Angling Adhitya Purbaya - detikNews
Kamis, 04 Jun 2020 15:43 WIB
Banjir rob yang terjadi di pemukiman warga Kota Pekalongan yang berada di pesisir Utara, Senin malam (1/6/2020) kian tinggi. Sejumlah warga dievakuasi.
Banjir rob yang terjadi di permukiman warga Kota Pekalongan yang berada di pesisir utara Jateng, Senin (1/6/2020). (Robby Bernardi/detikcom)
Semarang -

Gubernur Ganjar Pranowo meminta kepala daerah yang wilayahnya terdampak banjir rob pantai utara (pantura) Jawa Tengah bertindak. Pemprov Jateng akan membantu melakukan tindakan darurat.

"Saya minta semua bupati-wali kota yang daerahnya terkena rob turun semuanya. Kami dari Provinsi juga akan membantu. Kita butuh kerja sama untuk menyelamatkan orangnya, sambil melakukan tindakan-tindakan darurat," kata Ganjar di kantornya, Kamis (4/6/2020).

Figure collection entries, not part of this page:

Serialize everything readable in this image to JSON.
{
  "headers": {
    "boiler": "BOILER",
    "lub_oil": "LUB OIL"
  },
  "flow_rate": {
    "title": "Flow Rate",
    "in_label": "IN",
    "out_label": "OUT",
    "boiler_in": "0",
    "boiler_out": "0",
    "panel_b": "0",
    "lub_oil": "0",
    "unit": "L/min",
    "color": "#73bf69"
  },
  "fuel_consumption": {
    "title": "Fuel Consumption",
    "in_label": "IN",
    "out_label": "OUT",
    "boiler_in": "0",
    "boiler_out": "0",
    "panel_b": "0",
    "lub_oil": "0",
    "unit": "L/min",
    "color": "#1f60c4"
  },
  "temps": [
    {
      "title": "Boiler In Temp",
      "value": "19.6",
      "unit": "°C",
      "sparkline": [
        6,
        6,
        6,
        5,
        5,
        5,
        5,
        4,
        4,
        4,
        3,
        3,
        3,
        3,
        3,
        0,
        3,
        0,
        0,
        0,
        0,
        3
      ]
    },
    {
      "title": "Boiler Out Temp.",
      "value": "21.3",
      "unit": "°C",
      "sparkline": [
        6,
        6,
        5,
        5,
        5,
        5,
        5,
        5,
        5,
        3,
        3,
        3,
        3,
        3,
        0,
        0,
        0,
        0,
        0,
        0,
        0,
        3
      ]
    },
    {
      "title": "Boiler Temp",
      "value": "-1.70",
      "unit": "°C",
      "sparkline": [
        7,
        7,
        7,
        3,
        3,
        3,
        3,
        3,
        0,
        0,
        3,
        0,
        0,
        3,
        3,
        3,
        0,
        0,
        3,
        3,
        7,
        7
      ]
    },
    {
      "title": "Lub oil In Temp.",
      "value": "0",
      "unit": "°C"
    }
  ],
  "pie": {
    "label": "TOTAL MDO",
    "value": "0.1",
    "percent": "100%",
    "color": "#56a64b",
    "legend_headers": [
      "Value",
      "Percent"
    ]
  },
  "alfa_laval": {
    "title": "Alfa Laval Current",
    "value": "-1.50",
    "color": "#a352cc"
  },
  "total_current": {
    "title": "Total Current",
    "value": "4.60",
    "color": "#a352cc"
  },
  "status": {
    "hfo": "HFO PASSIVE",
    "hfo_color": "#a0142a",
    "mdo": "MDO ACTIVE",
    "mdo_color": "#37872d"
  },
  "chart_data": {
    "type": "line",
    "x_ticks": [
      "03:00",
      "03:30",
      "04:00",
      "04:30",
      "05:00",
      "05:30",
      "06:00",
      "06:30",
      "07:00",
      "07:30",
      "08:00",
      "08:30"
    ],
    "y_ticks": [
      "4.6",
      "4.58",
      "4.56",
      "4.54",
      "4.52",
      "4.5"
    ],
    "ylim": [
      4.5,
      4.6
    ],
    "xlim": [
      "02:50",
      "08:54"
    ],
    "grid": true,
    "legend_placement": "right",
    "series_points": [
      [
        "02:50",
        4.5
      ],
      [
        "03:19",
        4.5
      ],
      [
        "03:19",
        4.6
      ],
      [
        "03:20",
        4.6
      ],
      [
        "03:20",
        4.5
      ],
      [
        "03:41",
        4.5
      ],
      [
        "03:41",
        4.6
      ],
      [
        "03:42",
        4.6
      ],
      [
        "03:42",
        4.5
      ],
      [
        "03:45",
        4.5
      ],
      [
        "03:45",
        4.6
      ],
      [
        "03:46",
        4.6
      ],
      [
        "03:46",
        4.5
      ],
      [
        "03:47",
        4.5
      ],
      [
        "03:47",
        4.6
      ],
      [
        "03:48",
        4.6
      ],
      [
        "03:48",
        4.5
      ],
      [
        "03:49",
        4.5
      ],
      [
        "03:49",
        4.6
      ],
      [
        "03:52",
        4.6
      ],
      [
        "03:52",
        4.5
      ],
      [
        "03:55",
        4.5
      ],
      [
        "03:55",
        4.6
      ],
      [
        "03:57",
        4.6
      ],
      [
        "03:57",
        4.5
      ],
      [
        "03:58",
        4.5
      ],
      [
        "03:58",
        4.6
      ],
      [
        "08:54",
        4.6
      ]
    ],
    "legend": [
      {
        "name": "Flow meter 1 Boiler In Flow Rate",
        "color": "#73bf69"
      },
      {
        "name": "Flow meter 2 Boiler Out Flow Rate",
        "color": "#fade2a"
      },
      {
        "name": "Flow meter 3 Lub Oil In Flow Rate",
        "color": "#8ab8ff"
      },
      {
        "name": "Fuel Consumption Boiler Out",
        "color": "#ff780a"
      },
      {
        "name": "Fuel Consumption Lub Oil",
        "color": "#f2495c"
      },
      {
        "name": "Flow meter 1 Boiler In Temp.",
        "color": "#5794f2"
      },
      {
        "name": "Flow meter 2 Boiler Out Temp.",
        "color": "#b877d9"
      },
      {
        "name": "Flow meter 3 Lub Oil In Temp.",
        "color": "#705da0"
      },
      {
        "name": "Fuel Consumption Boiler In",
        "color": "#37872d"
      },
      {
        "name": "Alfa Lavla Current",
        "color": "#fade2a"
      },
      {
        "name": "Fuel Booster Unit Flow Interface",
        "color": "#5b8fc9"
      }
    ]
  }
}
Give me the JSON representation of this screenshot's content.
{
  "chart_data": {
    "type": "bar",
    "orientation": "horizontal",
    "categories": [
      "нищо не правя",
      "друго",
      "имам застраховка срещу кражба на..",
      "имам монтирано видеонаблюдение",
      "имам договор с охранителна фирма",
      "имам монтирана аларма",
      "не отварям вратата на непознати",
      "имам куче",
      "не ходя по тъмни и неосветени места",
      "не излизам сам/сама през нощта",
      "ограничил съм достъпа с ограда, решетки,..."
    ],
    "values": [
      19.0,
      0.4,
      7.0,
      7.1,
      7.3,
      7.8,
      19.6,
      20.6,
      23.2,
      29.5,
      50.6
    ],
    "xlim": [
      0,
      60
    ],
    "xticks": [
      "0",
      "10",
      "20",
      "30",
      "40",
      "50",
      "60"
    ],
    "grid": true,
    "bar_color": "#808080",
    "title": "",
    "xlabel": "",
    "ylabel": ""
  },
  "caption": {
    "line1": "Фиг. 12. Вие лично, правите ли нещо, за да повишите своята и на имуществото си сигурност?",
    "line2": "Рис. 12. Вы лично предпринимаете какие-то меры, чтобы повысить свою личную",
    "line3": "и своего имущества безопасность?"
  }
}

Ganjar menjelaskan Badan Meteorologi, Klimatologi, dan Geofisika (BMKG) menyampaikan saat ini masuk musim pancaroba, sehingga gelombang laut cukup tinggi. Beberapa daerah terkena rob mulai Brebes, Tegal, Pekalongan, hingga Demak. Tindakan darurat, disebut Ganjar, terus dikebut saat ini. Rencana penanggulangan sistematis rob kawasan pesisir pantura Jateng sudah dilaksanakan, tapi terpengaruh pandemi virus Corona (COVID-19).

"Misalnya di daerah Pekalongan itu, kan dibuat tanggul raksasa yang dulu rencananya selesai dalam satu tahun anggaran. Kalau tidak salah anggarannya Rp 90 miliar. Tapi, karena COVID-19, Kementerian melakukan refocusing anggaran dan saat ini proyek itu dilaksanakan dengan mekanisme multi-years," terangnya.